Литмир - Электронная Библиотека

— Не тех ли, которых вырезали вы по ночам, когда приходили из лесу? — отвечает Даниелюс, когда Марма замолкает.

— Положим, и тех. А вы что, сидели сложа руки? И потом, я лично ни одного не убил. Разве что в бою, не видя в лицо. А это уже другое дело.

И Марма снова замолкает — он, кажется, выдохся. Слышно, как он шмыгает носом, зло сопит, покрякивает за спиной Даниелюса. Теплый южный ветерок поднимает с обочины облако пыли и засыпает ею глаза. Резким запахом отдает раскаленный на солнце асфальт, заглушая аромат отцветающего жасмина.

— Все? — спрашивает Даниелюс. — Кончил?

— Куда уж там все? — отчаянно машет рукой тот. — Но главное я сказал: на совести таких, как вы, не одна разбитая жизнь. И мне хочется, чтобы вы помнили о них, когда благословляете с трибуны своих счастливчиков.

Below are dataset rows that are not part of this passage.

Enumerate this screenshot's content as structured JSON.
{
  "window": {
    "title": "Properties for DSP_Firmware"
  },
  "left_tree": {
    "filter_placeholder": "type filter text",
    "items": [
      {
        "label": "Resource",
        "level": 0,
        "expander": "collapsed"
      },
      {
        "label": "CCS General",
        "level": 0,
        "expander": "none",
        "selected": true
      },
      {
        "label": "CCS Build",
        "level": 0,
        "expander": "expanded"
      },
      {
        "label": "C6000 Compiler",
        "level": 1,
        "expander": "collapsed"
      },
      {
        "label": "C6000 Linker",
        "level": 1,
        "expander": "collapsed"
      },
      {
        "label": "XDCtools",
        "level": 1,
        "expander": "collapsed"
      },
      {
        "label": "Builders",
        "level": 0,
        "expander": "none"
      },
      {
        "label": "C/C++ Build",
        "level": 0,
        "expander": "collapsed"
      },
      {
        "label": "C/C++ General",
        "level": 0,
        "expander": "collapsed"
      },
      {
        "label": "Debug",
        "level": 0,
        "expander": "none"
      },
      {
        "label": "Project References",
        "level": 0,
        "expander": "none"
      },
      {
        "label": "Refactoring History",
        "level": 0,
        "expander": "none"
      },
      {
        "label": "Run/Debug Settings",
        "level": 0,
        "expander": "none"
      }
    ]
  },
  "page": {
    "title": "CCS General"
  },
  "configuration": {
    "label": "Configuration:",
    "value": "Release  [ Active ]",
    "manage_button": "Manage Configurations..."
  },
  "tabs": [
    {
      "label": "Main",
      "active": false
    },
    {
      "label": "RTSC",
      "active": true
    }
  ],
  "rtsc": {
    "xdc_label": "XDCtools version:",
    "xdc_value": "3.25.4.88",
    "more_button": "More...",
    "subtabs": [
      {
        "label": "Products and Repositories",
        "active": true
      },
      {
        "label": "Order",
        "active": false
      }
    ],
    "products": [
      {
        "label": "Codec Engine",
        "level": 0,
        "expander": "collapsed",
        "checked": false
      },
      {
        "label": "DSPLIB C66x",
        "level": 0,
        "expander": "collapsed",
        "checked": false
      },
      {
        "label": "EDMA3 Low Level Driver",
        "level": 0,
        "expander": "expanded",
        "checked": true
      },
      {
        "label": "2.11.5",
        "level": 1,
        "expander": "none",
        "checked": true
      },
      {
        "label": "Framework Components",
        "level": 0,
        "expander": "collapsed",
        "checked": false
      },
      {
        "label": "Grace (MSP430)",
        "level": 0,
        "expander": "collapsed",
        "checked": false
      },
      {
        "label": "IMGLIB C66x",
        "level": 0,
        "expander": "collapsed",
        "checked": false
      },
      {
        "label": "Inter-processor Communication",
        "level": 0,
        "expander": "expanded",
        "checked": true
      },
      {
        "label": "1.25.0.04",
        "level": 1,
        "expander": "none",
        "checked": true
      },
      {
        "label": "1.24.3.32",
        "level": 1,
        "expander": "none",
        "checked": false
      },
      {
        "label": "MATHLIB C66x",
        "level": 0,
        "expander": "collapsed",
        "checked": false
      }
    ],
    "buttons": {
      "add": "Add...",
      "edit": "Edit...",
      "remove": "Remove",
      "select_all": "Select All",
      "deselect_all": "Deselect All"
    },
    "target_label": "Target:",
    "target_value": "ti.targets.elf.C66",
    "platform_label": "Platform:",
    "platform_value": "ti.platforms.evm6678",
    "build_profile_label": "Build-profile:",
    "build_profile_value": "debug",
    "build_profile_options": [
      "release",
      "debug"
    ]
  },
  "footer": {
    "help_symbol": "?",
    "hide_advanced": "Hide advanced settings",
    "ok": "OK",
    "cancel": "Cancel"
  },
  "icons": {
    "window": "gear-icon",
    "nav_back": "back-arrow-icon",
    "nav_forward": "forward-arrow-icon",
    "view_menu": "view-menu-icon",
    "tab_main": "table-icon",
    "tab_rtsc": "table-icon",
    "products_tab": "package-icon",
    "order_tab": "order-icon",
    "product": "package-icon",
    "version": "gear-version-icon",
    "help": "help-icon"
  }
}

Даниелюс с горькой усмешкой и жалостью долго смотрит на Марму. И тот смотрит на Даниелюса. Напрягшийся, с горящими, залитыми ненавистью глазами, столько ее накопилось за десятилетия, что, кажется, хватит ее для того, чтобы взорвать весь мир. Наконец человек предстал в своем подлинном обличии. Прятал, таил в сердце — и раскрылся!

С минуту длится противоборство взглядов — унижающее сострадание победителя и ярая ненависть потерпевшего поражение. Марма бледнеет, лицо его становится еще более серым, словно его покрыло дорожной пылью: сперва сереют губы, потом набрякшие мешки под глазами, потом впалые щеки. Еще миг, и он бог весть что натворит, не выдержав нервного напряжения. Но Марма только сплевывает и отворачивается. Проходит шагов десять, резко оборачивается, словно надеется услышать от Даниелюса что-то важное, а может, желая что-то сказать, стоит обмякший, растерянный, удивленный.

— Жалко, Марма, что ты за тридцать лет не образумился. Может, в этом и наша вина — уж слишком мягкосердечными были…

— Как же, как же — вы гуманисты. Хи, хи, хи! Право слово, комедия. — Марма разевает рот до ушей и, хихикая, уходит.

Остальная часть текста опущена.